Group-IB, a Singapore-based cybersecurity company that specializes in preventing cyberattacks, has detected that a huge database holding more than 1.3 million credit and debit card records of mostly Indian banks’ customers was uploaded to Joker’s Stash on 28 October. The underground market value of the database is estimated at more than US$130 million.

The database has been on sale on one of the most notorious underground card shops, Joker’s Stash, since the upload date, and contains only credit and debit card dumps Track 2, while its name suggests that it holds both Track 1 and Track 2 records. Track 2 dumps can be used to produce cloned cards for further cashing out.

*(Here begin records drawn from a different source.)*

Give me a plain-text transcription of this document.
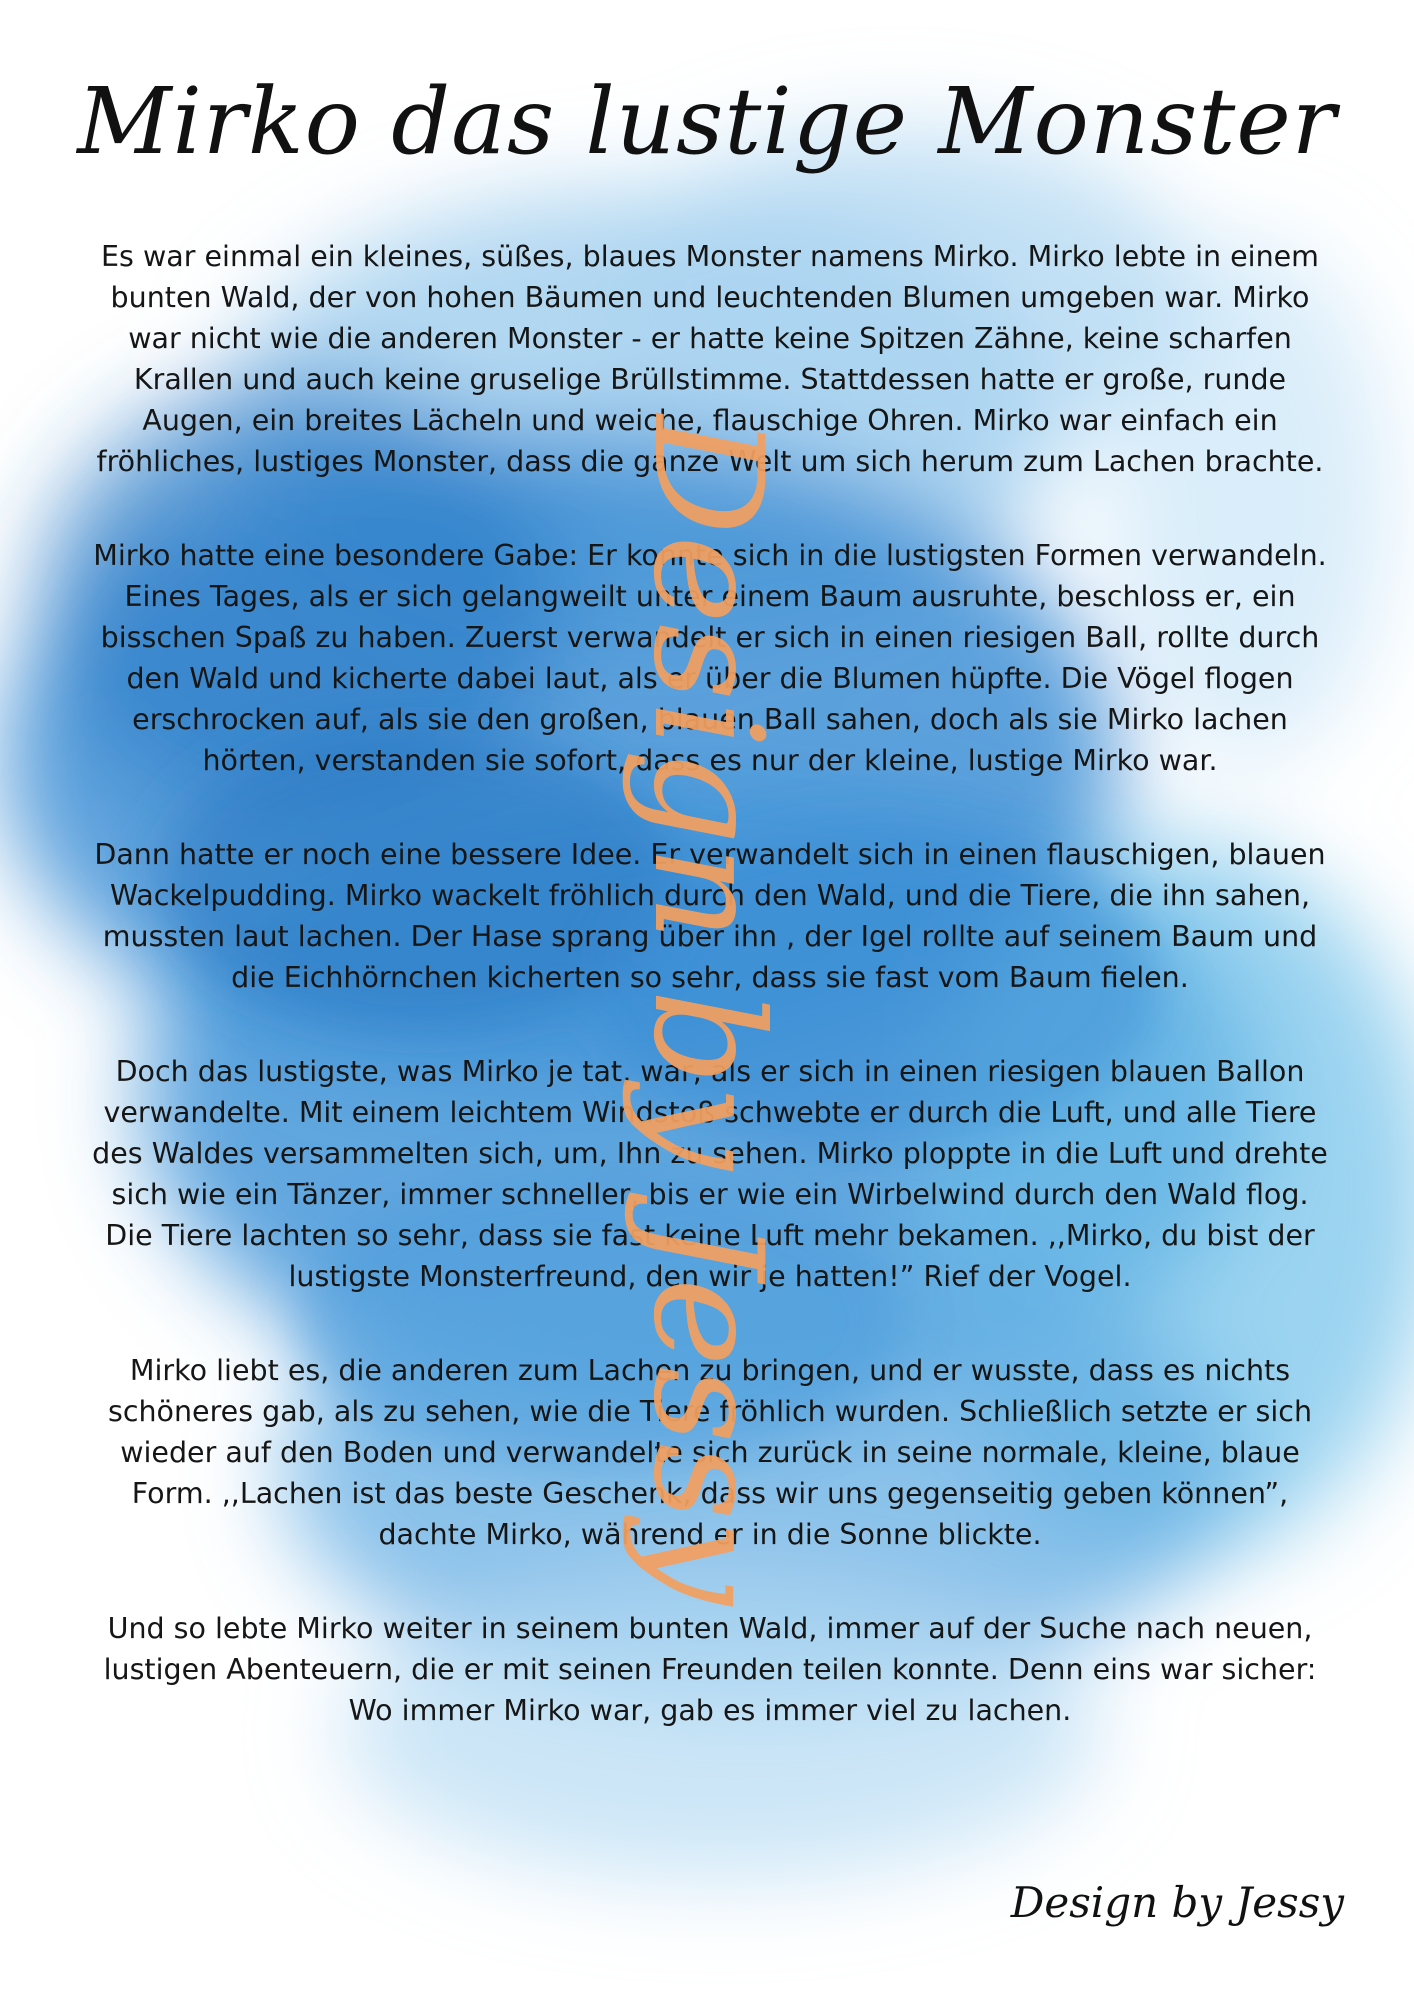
Mirko das lustige Monster

Es war einmal ein kleines, süßes, blaues Monster namens Mirko. Mirko lebte in einem bunten Wald, der von hohen Bäumen und leuchtenden Blumen umgeben war. Mirko war nicht wie die anderen Monster - er hatte keine Spitzen Zähne, keine scharfen Krallen und auch keine gruselige Brüllstimme. Stattdessen hatte er große, runde Augen, ein breites Lächeln und weiche, flauschige Ohren. Mirko war einfach ein fröhliches, lustiges Monster, dass die ganze Welt um sich herum zum Lachen brachte.

Mirko hatte eine besondere Gabe: Er konnte sich in die lustigsten Formen verwandeln. Eines Tages, als er sich gelangweilt unter einem Baum ausruhte, beschloss er, ein bisschen Spaß zu haben. Zuerst verwandelt er sich in einen riesigen Ball, rollte durch den Wald und kicherte dabei laut, als er über die Blumen hüpfte. Die Vögel flogen erschrocken auf, als sie den großen, blauen Ball sahen, doch als sie Mirko lachen hörten, verstanden sie sofort, dass es nur der kleine, lustige Mirko war.

Dann hatte er noch eine bessere Idee. Er verwandelt sich in einen flauschigen, blauen Wackelpudding. Mirko wackelt fröhlich durch den Wald, und die Tiere, die ihn sahen, mussten laut lachen. Der Hase sprang über ihn , der Igel rollte auf seinem Baum und die Eichhörnchen kicherten so sehr, dass sie fast vom Baum fielen.

Doch das lustigste, was Mirko je tat, war, als er sich in einen riesigen blauen Ballon verwandelte. Mit einem leichtem Windstoß schwebte er durch die Luft, und alle Tiere des Waldes versammelten sich, um, Ihn zu sehen. Mirko ploppte in die Luft und drehte sich wie ein Tänzer, immer schneller, bis er wie ein Wirbelwind durch den Wald flog. Die Tiere lachten so sehr, dass sie fast keine Luft mehr bekamen. ,,Mirko, du bist der lustigste Monsterfreund, den wir je hatten!” Rief der Vogel.

Mirko liebt es, die anderen zum Lachen zu bringen, und er wusste, dass es nichts schöneres gab, als zu sehen, wie die Tiere fröhlich wurden. Schließlich setzte er sich wieder auf den Boden und verwandelte sich zurück in seine normale, kleine, blaue Form. ,,Lachen ist das beste Geschenk, dass wir uns gegenseitig geben können”, dachte Mirko, während er in die Sonne blickte.

Und so lebte Mirko weiter in seinem bunten Wald, immer auf der Suche nach neuen, lustigen Abenteuern, die er mit seinen Freunden teilen konnte. Denn eins war sicher: Wo immer Mirko war, gab es immer viel zu lachen.

Design by Jessy
Design by Jessy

Group-IB’s Threat Intelligence team has analyzed all the card dumps from the database, more than 98% of which belong to Indian banks, and 1% to Colombian entities. More than 18% of the dumps in the database are linked to a single Indian bank. The full database has more than 1.3 million records in total. It is one of the biggest single databases ever uploaded at once on underground markets and probably one of the most expensive ones. Every single dump in the set is valued at US$100 which makes the total value of the database at least US$130 million.

According to Ilya Sachkov, CEO and founder of Group-IB: “It is true that big payment data leaks have happened before; however, the databases are usually uploaded in several smaller parts at different times. This is indeed the biggest card database encapsulated in a single file ever uploaded on underground markets at once. What is also interesting is that the database that went on sale had not been promoted prior either in the news, on card shops or even on dark net forums. The cards from this region are very rare on underground markets, in the past 12 months it is the only big sale of card dumps related to Indian banks.”

Information about the sale of this database has been shared with the proper authorities and the firm’s threat Intelligence customers, but at the time of publication the database sale was already offline.